DISCLAIMER : I don't own Sakura, Masashi-koi did. I also don't own Imagawa, Yuriko Nishiyama did. Sigh... and of course, just because the title sounds like a famous song, it doesn't meant a songfic. Yeah, this is not a songfic.

.

Miss Independent—Haruno Sakura

.

"Nona Haruno, pasien sudah siap di ruang operasi." Seorang perawat berlari melewati koridor menghampiri Sakura.

"Sakura, Tsunade-sama memanggilmu!" teriak Shizune dari kejauhan.

"Hei, bagaimana luka Itsumo kemarin?" tanya Kotetsu.

"Sakura, jangan lupa rapat.
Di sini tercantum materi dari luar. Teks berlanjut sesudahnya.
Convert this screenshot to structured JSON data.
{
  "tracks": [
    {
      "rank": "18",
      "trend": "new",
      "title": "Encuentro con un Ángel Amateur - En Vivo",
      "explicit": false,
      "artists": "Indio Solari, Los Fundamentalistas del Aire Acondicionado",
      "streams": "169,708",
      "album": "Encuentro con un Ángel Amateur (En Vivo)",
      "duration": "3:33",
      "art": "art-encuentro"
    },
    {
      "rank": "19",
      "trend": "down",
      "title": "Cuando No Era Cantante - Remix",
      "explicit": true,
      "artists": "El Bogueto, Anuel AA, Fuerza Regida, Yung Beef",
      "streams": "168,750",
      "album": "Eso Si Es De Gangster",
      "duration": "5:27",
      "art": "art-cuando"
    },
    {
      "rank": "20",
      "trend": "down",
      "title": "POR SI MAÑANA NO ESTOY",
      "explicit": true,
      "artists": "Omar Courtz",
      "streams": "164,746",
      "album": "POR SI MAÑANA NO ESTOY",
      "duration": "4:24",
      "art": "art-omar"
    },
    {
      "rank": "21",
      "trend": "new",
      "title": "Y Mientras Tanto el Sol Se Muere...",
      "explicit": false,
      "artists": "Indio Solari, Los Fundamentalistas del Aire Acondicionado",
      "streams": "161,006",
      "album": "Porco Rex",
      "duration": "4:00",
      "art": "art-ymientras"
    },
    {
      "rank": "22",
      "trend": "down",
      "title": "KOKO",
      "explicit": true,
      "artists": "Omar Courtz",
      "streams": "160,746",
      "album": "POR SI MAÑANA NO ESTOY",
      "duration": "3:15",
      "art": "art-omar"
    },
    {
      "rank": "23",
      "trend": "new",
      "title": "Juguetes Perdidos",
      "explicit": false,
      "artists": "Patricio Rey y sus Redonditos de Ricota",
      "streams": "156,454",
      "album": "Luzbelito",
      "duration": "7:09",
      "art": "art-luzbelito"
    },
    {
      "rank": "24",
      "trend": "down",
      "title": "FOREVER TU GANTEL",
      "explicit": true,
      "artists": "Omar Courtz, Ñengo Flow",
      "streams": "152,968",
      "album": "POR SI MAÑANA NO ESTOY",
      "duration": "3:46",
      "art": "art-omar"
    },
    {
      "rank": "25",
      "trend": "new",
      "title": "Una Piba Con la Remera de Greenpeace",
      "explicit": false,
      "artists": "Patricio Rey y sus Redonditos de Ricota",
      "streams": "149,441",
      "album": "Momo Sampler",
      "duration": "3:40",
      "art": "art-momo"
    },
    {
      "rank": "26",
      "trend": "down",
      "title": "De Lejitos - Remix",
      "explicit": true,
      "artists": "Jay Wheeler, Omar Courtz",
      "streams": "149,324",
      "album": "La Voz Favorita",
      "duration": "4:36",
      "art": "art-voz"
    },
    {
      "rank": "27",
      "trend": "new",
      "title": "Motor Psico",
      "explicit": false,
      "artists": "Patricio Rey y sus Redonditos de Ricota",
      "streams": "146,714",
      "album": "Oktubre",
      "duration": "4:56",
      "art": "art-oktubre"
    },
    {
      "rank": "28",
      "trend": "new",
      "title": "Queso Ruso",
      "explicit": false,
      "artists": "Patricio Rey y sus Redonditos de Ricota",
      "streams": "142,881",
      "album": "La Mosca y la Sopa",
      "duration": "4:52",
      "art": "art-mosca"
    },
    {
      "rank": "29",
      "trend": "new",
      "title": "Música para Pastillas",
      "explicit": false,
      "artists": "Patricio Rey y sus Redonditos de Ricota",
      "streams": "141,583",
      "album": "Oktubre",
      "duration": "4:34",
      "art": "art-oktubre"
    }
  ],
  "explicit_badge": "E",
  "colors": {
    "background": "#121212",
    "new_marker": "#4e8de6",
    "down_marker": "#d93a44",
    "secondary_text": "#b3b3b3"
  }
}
Kita harus membahas masalah persiapan ujian chunin," ujar Shikamaru sambil menyalakan rokoknya—berlalu melewati pintu utama rumah sakit.

Oh, apa ada yang tahu betapa sibuknya seorang Haruno Sakura? Menjadi asisten Tsunade sekaligus dokter di pusat rumah sakit Konoha bukanlah hal yang gampang, sungguh! Baru saja panggilan-panggilan rutinitas itu menyambangi otaknya, mencatat otomatis agenda harian yang harus ia lakukan. Oh, betapa beruntungnya ia karena sahabat blondenya sedang sibuk di divisi investigasi bersama Inoichi-san. Kalau tidak, Ino pasti saat ini akan mengacaukan jadwalnya—menambah jadwal tambahan: bergosip.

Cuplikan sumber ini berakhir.